Поднятый Пулманом вопрос гендера как небинарного и флюидного состояния становится еще более сложным и неоднозначным, когда мы принимаем во внимание то, что гендерная «пограничность» стала в последнее время мейнстримом и эта ситуация побуждает нас к отказу от старых бинарных моделей наподобие кэмпбелловской в пользу новых андрогинных или небинарных архетипических фигур, которые размывали бы установленные границы и нарушали прежние нормы. Лисбет Саландер, Китнисс Эвердин и Лира Белаква свидетельствуют о переломе в нашем восприятии героини – того, какой она должна быть, – поскольку обладают чертами, которые традиционно приписывались героям-мужчинам и трикстерам. Кроме того, они решительно опровергают кэмпбелловское представление о героинях как о «самозамкнутых» женщинах, способных только на репродукцию, и отвечают на его вопрос, какие новые модели могут появиться в мире, давшем женщинам возможность влиться в состав рабочей силы. В отличие от Шахразады и жены Синей Бороды, эти женщины отлично знают, как вырваться из дома. Женщина-трикстер стала умной, дерзкой феминисткой, способной доходчиво донести до мира (благодаря литературе и кинематографу), что она, как и другие женщины, отвергает виктимизацию, физическую слабость и домашнее рабство {393}. Девочкам-трикстерам также почти неизменно свойственна двойная миссия: они меняют мир, пытаясь при этом выжить в круговороте собственных злоключений {394}. Справедливость становится их всепоглощающей страстью, хотя им также не чужды желания и аппетиты трикстера-мужчины.

Ведет ли линия, которую можно проследить от Шахразады до Лисбет Саландер, куда-то дальше? Многие из вереницы новых героинь произведений развлекательного характера всего лишь имитируют поведение крутых парней – героев боевиков {395}. Лисбет Саландер представлена как мускулистая «пацанка» {396}. Ее татуировки, ее подход к сексу (она сама его инициирует и готова доминировать), ее технологические навыки, решительные поступки и даже отношение к людям резко отличаются от привычно женских форм поведения и саморепрезентации. Может быть, Саландер – просто мужская фантазия о хрупкой «нимфе», которая берет инициативу в свои руки? {397} Самодостаточную Лисбет, которой комфортнее всего находиться в положении «независимого подрядчика», сформировали тяжелое детство и генетические особенности, подталкивающие ее вести себя скорее как мужчина, чем как женщина. Потому она не столько реформатор, сколько фигура, своим существованием только подкрепляющая культурные, социальные и политические нормы.

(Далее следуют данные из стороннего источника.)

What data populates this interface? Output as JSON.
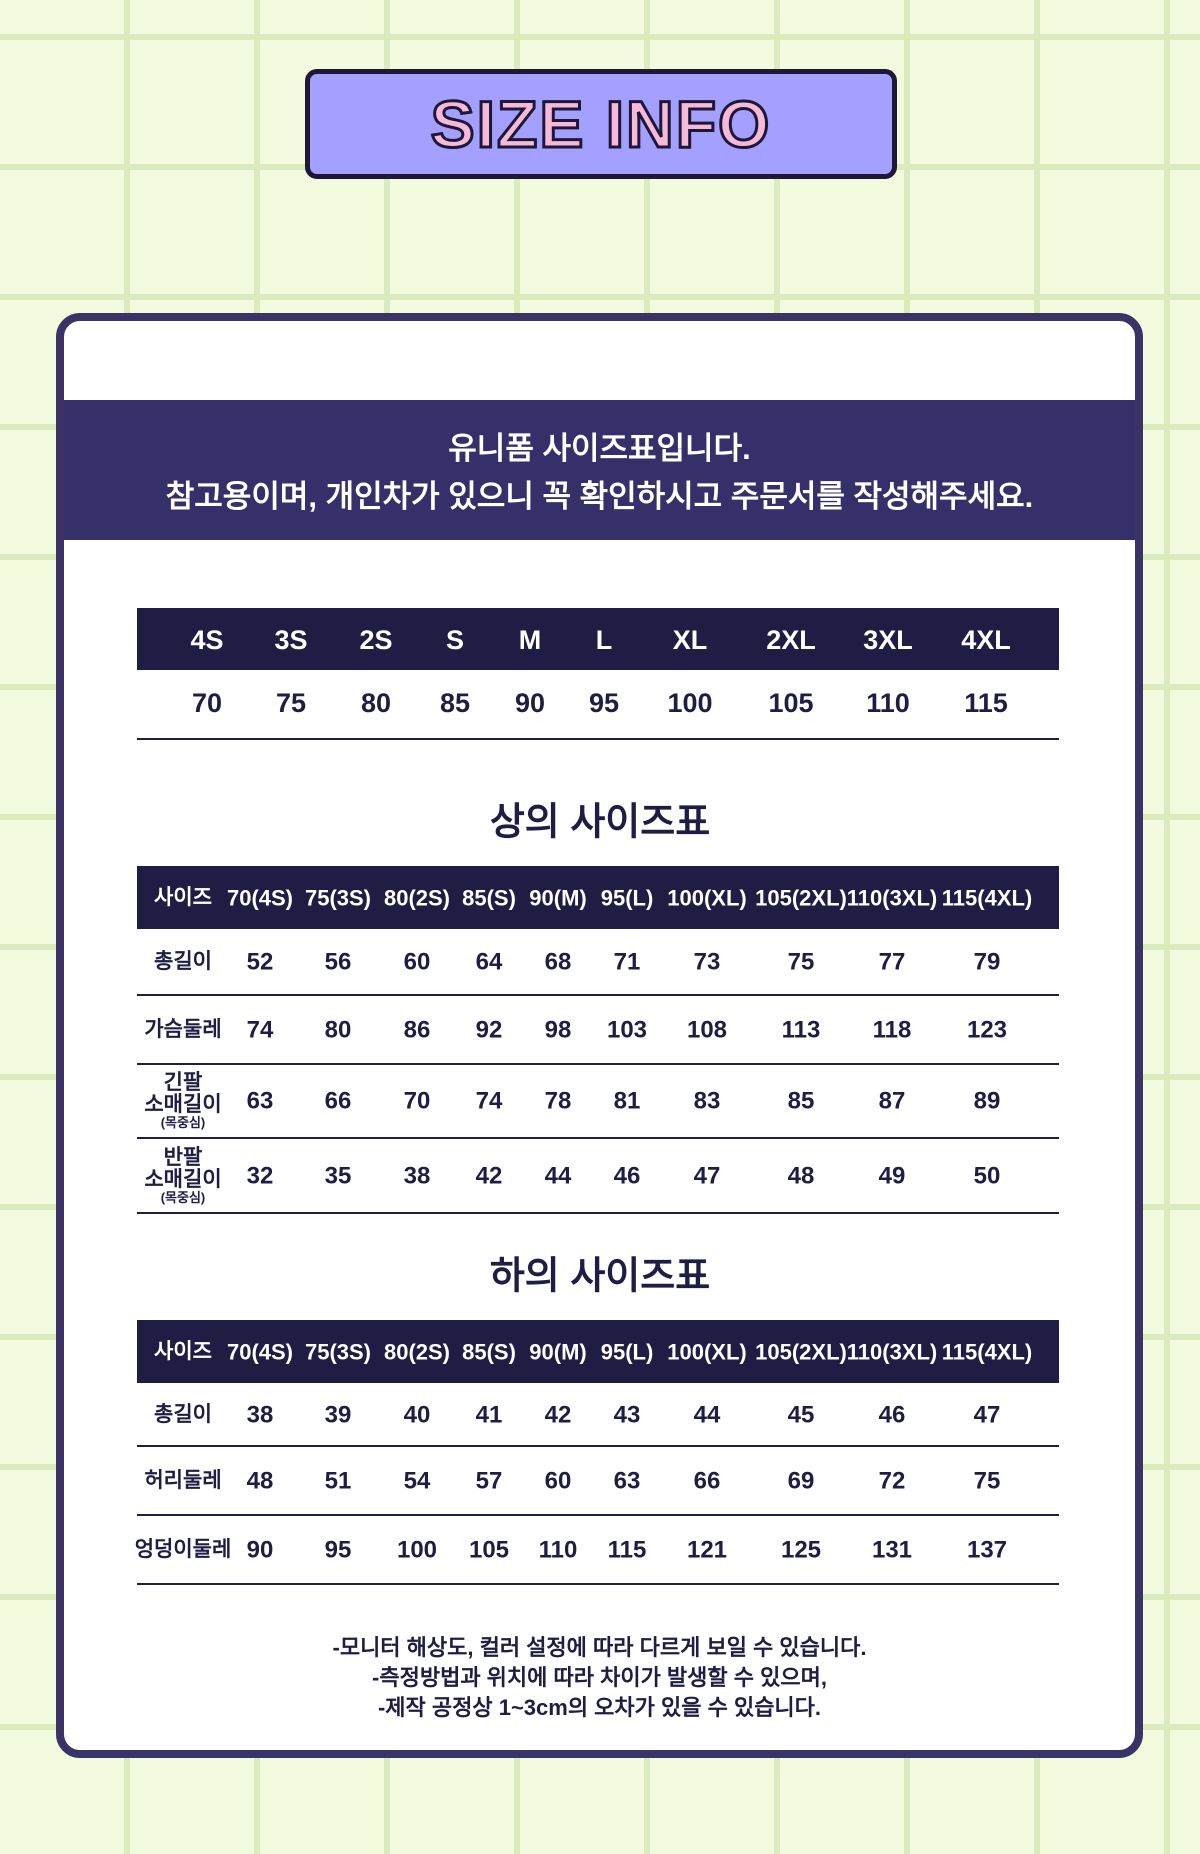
{
  "header": {
    "title": "SIZE INFO"
  },
  "intro": {
    "lines": [
      "유니폼 사이즈표입니다.",
      "참고용이며, 개인차가 있으니 꼭 확인하시고 주문서를 작성해주세요."
    ]
  },
  "size_table": {
    "headers": [
      "4S",
      "3S",
      "2S",
      "S",
      "M",
      "L",
      "XL",
      "2XL",
      "3XL",
      "4XL"
    ],
    "values": [
      70,
      75,
      80,
      85,
      90,
      95,
      100,
      105,
      110,
      115
    ]
  },
  "top_table": {
    "title": "상의 사이즈표",
    "headers": [
      "사이즈",
      "70(4S)",
      "75(3S)",
      "80(2S)",
      "85(S)",
      "90(M)",
      "95(L)",
      "100(XL)",
      "105(2XL)",
      "110(3XL)",
      "115(4XL)"
    ],
    "rows": [
      {
        "label": [
          "총길이"
        ],
        "values": [
          52,
          56,
          60,
          64,
          68,
          71,
          73,
          75,
          77,
          79
        ]
      },
      {
        "label": [
          "가슴둘레"
        ],
        "values": [
          74,
          80,
          86,
          92,
          98,
          103,
          108,
          113,
          118,
          123
        ]
      },
      {
        "label": [
          "긴팔",
          "소매길이",
          "(목중심)"
        ],
        "values": [
          63,
          66,
          70,
          74,
          78,
          81,
          83,
          85,
          87,
          89
        ]
      },
      {
        "label": [
          "반팔",
          "소매길이",
          "(목중심)"
        ],
        "values": [
          32,
          35,
          38,
          42,
          44,
          46,
          47,
          48,
          49,
          50
        ]
      }
    ]
  },
  "bottom_table": {
    "title": "하의 사이즈표",
    "headers": [
      "사이즈",
      "70(4S)",
      "75(3S)",
      "80(2S)",
      "85(S)",
      "90(M)",
      "95(L)",
      "100(XL)",
      "105(2XL)",
      "110(3XL)",
      "115(4XL)"
    ],
    "rows": [
      {
        "label": [
          "총길이"
        ],
        "values": [
          38,
          39,
          40,
          41,
          42,
          43,
          44,
          45,
          46,
          47
        ]
      },
      {
        "label": [
          "허리둘레"
        ],
        "values": [
          48,
          51,
          54,
          57,
          60,
          63,
          66,
          69,
          72,
          75
        ]
      },
      {
        "label": [
          "엉덩이둘레"
        ],
        "values": [
          90,
          95,
          100,
          105,
          110,
          115,
          121,
          125,
          131,
          137
        ]
      }
    ]
  },
  "notes": [
    "-모니터 해상도, 컬러 설정에 따라 다르게 보일 수 있습니다.",
    "-측정방법과 위치에 따라 차이가 발생할 수 있으며,",
    "-제작 공정상 1~3cm의 오차가 있을 수 있습니다."
  ]
}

Значит ли это, что Стиг Ларссон не смог сам вырваться из дискурса, который пытался критиковать? Как это ни иронично, андрогинная природа девушек-трикстеров допускает их кросс-идентификацию с мужчинами, что лишь размывает в представлении некоторых критиков феминистский посыл произведений, в которых они действуют.

Если трикстер-мужчина порой колеблется между мужским и женским началом, но впоследствии фиксируется в собственной мужской сексуальной роли и учится встраиваться в окружающую действительность, то женщина-трикстер выработала более гибкое представление о гендерной идентичности и в своих постмодернистских воплощениях избирает андрогинность. Ее двойственная природа (она заключает в себе парадокс, играет на противоречиях и воплощает дуализм) позволяет ей находиться по обе стороны границы, разделяющей мужское и женское, и пользоваться этой гибкостью в борьбе за правду и социальную справедливость.

И все же будущность женщины-трикстера – в том виде, в каком ее представили писатели и режиссеры, создававшие в своих произведениях образы героинь-воительниц и поборниц социальной справедливости, – крайне зыбка. А история Пигмалиона, которого так отвращало распутное поведение киприоток, что он утратил к ним всякий интерес и влюбился в статую, изготовленную им же самим из слоновой кости, напоминает о том, что творческие импульсы далеко не всегда подпитываются благими намерениями. Возможно ли, что некоторые из воительниц, мстительниц и спасительниц, которых порождает наша сегодняшняя культура, неожиданно обернутся, как чудовище Франкенштейна, против собственных создателей? И не столько для того, чтобы обеспечить себе свое «долго и счастливо», сколько для того, чтобы поставить свой ум и свою хитрость на службу собственным новообретенным устремлениям, связанным больше с самоуверенным властолюбием, чем с какими-то альтруистическими порывами?